We wait with interest.

Are they assembling a Coalition of the Willing ?

Guess if it is a brief brief, our gallant MP’s might just be able to stay with it.

Just stick the can or worms in the trash - whatever you do, do not open it in public.

The excessive lending behavior based on profit growth might be within the rules but isn't beneficial to society in the long run. Giving the banks an opportunity for a self assessment pass mark highlights the problem with how we have structured our monetary system. Come down on them hard and fast.

Oh yup .. keep in mind if NZ banks fail, customer deposits are unsecured and customer's KiwiSaver funds are tenuous at best (often invested in bank shares). In an environment where customer deposits are unsecured and bank are constantly falling short of their capital requirements - more transparency needs to be given to customers.

NZ has a credit apartheid too .. if you're a property owner or a government subsidized enterprise, you can borrow large sums of money at historically low interest rates - everybody else either can't borrow anything or only small amounts at extremely high rates.
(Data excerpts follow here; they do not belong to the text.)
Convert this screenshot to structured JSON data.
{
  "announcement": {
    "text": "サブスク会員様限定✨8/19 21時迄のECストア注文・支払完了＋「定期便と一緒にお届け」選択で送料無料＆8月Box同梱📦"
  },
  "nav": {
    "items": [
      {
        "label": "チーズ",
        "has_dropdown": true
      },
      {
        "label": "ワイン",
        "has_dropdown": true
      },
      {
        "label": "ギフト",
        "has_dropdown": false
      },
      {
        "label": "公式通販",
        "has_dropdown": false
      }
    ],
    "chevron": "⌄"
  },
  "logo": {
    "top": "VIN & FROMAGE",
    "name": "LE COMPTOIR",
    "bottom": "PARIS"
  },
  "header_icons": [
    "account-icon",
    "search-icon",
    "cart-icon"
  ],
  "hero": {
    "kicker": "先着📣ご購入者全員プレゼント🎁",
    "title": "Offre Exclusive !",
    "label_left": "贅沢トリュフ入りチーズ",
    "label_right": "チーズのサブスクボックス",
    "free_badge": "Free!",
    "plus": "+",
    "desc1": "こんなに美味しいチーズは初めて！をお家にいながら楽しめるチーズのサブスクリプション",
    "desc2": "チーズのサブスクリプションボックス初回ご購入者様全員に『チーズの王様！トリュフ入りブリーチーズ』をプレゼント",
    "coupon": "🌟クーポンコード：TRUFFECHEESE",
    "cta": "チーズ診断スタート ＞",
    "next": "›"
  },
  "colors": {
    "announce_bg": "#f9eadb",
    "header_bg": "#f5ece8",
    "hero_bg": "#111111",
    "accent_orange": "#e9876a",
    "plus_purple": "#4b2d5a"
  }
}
Renters, artists, small businesses, students, migrant workers and those in the 'gig-economy' don't get a look in.

True it's important for people to save, invest and live within their means. What is also true is that to participate in capitalism, one needs capital/liquidity. It's often the weird people who break-the-mould and have the best ideas, biggest successes and subsequently develop businesses that contribute hugely. Such people are starting to pack their bags for greener pastures as successive governments have foolishly enabled the financial sector to get away with only investing in establish businesses and of course property.

The banks are open, in the sense that you can just look at the economy and know when OBR(s) are about to happen. There should be a sequence of events that unfold. Just like the 1930s crash events we will see similar.

So I expect plenty of warning. The problem is this is a monolithic economic and financial system so all markets will drop not just one in isolation, ie there will be no where to hide really.

Partially Govns, the RB is mostly to blame for the lack of investment, they saw housing as safe so encouraged banks to have a substantial mortgage portfolio after that the stupidity of no CGT took over.